頭蓋をかしげ、互いにカタカタと骨を鳴らし合う。
その隙に、肉を持たないスケルトンの重さでは発動しない、罠が発動。
「カカッ!?」
天井から落ちてきた石にスケルトン2匹が粉砕される。
◆◆◆
《勝率:93%》
《最適行動:毒針の罠解除》
◆◆◆
「エルザ、そのまま前に出ろ!」
「はい!」
最適行動とは違う行動はとったが、勝率はあがった。
カイルは自信を持って、次の指示を出す。
「いっ!?」
エルザが素肌を出している太ももにチクリとした痛みを覚える。
「ただの神経毒だ! 5秒は保つ!
手前のに一撃を与えて、すぐに戻れ!」
「はい!」
思わず足を止めそうになったが、カイルの声に思いっきり踏み込む。
ポニーテールの長い髪が靡く。
「ロダン、解毒魔法の用意!」
「了解!」
ロダンは神に祈りを捧げる。
数秒後、戻って来るエルザのために。
「ていやっ!」
エルザが一撃を浴びせる。
しかし、先頭のスケルトンは仰け反り、たたら踏んだだけ。
「十分だ!」
◆◆◆
《勝率:100%》
《最適行動:石落としの罠発動》
◆◆◆
カイルがダガーを投げる。
たたら踏んだスケルトンの両足の間を通り、その先の床で跳ね、罠が発動。
「カカカッ!?」
天井から落ちてきた石にスケルトン3匹が次々と粉砕される。
残りは1匹。
罠はなくなり、あとは消化試合に過ぎなかった。
******
「……すごい」
エルザは膝をつきながらも、剣を握った手を緩めない。
額に汗を浮かべ、呼吸を整えつつ、驚きと少しの尊敬が混じった目でカイルを見た。
「まさか、罠まで使って勝つとは……。
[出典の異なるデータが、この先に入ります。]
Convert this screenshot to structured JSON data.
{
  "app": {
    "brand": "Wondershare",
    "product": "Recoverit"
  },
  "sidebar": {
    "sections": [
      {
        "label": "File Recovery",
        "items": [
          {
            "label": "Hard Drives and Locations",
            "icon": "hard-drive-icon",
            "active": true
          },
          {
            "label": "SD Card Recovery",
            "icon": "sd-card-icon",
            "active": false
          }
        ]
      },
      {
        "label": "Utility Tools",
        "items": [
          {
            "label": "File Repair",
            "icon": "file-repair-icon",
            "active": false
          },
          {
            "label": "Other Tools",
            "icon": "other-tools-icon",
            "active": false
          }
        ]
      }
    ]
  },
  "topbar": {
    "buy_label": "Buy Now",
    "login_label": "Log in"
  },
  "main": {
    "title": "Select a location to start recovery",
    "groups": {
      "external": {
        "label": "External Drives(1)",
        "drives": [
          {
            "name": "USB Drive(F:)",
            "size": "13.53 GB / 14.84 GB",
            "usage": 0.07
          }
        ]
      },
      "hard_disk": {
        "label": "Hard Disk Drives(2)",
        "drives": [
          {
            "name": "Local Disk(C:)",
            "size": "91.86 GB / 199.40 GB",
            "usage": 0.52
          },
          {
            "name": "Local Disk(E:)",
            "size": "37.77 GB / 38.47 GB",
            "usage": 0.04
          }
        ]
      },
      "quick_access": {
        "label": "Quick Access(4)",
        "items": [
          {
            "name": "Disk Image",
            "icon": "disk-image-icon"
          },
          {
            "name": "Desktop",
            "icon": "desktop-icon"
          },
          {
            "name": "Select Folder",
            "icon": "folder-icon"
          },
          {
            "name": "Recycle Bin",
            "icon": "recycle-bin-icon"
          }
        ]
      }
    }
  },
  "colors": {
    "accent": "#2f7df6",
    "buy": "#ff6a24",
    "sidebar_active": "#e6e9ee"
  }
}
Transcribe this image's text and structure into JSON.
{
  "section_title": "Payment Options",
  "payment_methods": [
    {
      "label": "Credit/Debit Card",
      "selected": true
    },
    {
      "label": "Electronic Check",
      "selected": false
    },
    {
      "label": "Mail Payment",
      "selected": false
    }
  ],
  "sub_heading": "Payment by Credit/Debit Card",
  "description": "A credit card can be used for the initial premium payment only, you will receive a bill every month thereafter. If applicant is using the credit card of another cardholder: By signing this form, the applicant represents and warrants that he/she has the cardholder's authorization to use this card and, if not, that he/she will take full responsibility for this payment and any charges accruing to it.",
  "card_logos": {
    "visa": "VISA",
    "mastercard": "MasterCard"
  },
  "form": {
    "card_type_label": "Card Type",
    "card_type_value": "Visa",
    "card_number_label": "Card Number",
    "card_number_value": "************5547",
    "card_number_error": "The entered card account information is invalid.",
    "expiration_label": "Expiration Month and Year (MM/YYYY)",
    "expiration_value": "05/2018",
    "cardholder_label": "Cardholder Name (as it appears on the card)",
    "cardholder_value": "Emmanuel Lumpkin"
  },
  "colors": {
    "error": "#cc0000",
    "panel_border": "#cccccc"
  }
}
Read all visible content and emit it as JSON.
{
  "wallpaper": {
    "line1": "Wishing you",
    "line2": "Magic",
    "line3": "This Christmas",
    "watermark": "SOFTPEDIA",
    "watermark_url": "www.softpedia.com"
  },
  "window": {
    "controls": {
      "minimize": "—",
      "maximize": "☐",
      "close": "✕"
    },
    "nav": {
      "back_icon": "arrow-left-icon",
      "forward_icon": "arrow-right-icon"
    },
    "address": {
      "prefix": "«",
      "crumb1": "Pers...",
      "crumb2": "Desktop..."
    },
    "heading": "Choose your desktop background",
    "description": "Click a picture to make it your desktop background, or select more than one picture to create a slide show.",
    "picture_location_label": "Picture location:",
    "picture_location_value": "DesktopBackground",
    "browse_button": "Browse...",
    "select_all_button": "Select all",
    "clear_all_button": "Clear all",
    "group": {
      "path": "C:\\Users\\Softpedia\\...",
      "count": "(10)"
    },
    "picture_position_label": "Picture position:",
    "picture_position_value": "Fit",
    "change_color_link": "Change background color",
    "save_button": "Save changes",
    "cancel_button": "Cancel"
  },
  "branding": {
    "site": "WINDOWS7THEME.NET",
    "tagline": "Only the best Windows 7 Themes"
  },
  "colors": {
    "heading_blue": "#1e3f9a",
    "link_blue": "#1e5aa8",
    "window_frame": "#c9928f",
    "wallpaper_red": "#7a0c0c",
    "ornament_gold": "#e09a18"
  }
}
」
ロダンは肩で息をしながら、メイスを支える手に力を入れる。
淡い光を帯びた瞳は、わずかに揺れていた。
「また、カイルさんのおかげですね」
ミーシャは杖を抱えながら微笑む。
戦闘の緊張が少しだけ解け、ほっとしたような目でカイルを見上げる。
(……面倒だ)
滅多にない称賛を浴び、カイルは軽く眉をひそめる。
視線を逸らし、ぽつりと息を吐く。
「あっ!?」
エルザの声に顔を上げると、ハンカチを差し出された。
「鼻血、出てますよ?」
カイルは受け取らず、右手で鼻元をぬぐう。
(……少し使いすぎたか)
手の甲に伸びる血。
原因は分かっていた。
「……気にするな」
だが、それを説明する必要はない。
どうせ、次の街に帰るまでの付き合いなのだから。